Step 4: Create and develop an offline pipeline task
On the data source page, move the mouse over the
icon in the upper-left corner and click Integration.On the Data Integration page, open the Create Pipeline Development Script dialog box.
In the navigation pane on the left, click Offline Management to go to the offline pipeline development page.
On the offline pipeline development page, click the
icon, select Offline Single Pipeline, and open the Create Pipeline Development Script dialog box.
In the Create Pipeline Development Script dialog box, configure the parameters.
Parameter
Description
Pipeline Name
Enter test.
Schedule Type
Select Manual Node.
Description
Enter a brief description. For example, Test custom component.
Select Directory
The default value is Offline Pipeline.
Click OK.
On the test offline pipeline page, click the
icon in the upper-right corner and then click Custom.Drag the custom_test_rdbms_mysql_Input Configuration and custom_test_rdbms_mysql_Output Configuration components to the pipeline canvas.
Connect the input and output components and click the
icon to configure the components. The following figure shows an example:
custom_test_rdbms_mysql_Input component configuration.
Parameter
Description
Step Name
Keep the default value for this tutorial.
You can also change the name. The naming convention is as follows: The name can contain only letters, digits, and hyphens (-). The name can be up to 64 characters long.
Data Source
Select test_rdbms_mysql.
Table
Set the source table to xin_test_src2.
Input Filter
No configuration is required for this tutorial.
The input filter specifies the filter conditions for the input fields. For example,
ds=${bizdate}.The input filter is applicable to the following scenarios:
A fixed part of the data.
Parameter-based filtering.
Output Fields
The output fields are the fields whose data you want to synchronize. In this tutorial, add the id and name fields from the source table xin_test_scr2 as the output fields of the input component:
In the Output Fields section, click New Output Field.

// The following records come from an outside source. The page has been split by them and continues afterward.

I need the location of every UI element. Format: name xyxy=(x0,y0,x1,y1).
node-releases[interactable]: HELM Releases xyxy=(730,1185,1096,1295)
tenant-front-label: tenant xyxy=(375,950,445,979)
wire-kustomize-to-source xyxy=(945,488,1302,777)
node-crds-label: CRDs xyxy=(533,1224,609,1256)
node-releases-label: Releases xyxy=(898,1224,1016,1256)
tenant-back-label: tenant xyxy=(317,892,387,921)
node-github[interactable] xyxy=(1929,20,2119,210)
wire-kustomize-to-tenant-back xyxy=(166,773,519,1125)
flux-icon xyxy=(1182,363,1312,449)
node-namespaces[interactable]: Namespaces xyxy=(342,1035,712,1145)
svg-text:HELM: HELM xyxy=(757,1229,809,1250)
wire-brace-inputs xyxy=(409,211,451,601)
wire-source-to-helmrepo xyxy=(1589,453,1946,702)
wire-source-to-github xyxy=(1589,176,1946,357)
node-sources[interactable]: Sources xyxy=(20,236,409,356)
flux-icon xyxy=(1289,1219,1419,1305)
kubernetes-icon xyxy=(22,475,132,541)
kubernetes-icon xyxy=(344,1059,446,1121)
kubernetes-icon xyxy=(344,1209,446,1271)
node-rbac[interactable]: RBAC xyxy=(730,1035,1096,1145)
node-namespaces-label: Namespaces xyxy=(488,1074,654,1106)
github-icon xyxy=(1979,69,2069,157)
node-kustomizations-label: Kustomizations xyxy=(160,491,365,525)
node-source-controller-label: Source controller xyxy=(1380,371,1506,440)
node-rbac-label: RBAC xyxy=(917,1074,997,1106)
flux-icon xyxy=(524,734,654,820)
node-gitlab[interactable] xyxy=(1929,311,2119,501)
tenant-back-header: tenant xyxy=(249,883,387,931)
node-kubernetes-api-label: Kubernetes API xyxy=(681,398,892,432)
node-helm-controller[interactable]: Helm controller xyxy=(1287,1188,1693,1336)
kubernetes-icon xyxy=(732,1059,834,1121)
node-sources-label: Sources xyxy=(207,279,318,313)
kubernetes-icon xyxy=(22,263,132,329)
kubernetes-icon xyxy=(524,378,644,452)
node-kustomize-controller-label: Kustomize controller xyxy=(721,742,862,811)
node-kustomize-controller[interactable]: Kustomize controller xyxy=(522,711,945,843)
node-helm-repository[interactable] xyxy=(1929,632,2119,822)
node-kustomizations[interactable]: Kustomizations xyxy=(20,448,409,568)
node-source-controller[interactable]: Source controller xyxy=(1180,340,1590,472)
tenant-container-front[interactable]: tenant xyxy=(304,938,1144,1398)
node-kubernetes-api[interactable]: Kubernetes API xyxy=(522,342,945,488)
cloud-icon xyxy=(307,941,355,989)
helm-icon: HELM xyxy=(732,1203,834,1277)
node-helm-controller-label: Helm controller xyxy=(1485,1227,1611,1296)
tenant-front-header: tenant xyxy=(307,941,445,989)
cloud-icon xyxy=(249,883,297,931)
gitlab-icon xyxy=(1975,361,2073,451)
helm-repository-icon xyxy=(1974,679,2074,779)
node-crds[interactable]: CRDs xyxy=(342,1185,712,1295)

Set Output Field to id, and set Type to String.
Click New Output Field.
Set Output Field to name, and set Type to String.
custom_test_rdbms_mysql_Output component configuration.
Parameter
Description
Step Name
Keep the default value for this tutorial.
You can also change the name. The naming convention is as follows: The name can contain only letters, digits, and hyphens (-). The name can be up to 64 characters long.
Data Source
Select test_rdbms_mysql.
Table
Enter xin_test_dst_1 as the destination table.
Parsing Scheme
You do not need to make a selection for this tutorial.
The parsing scheme is optional. It specifies special processing methods before and after data output. The parsing scheme includes a preparation statement and a completion statement: Preparation statement: The SQL script to execute before import. Completion statement: The SQL script to execute after import.
Input Fields
The output fields configured in the input component are displayed by default.
Output Fields
Output fields are the fields whose data you want to sync. In this tutorial, add the id and name fields from the source table xin_test_scr2 as the output fields for the output component:
In the Output Fields section, click New Output Field.
Set Output Field to id, and set Type to String.
Click New Output Field.
Set Output Field to name, and set Type to String.
Mapping
Click Quick Mapping and select Map by Name.
The mapping specifies the relationship between the output fields of the input component and the output fields of the output component. Mappings include Map by Name and Map by Row:
Map by Name: Maps fields that have the same name.
Map by Row: Maps fields in the same row. After you map by row, the input fields become the final output fields.
Click OK.
In the canvas toolbar, click Run to run the offline pipeline task and check whether the task runs as expected.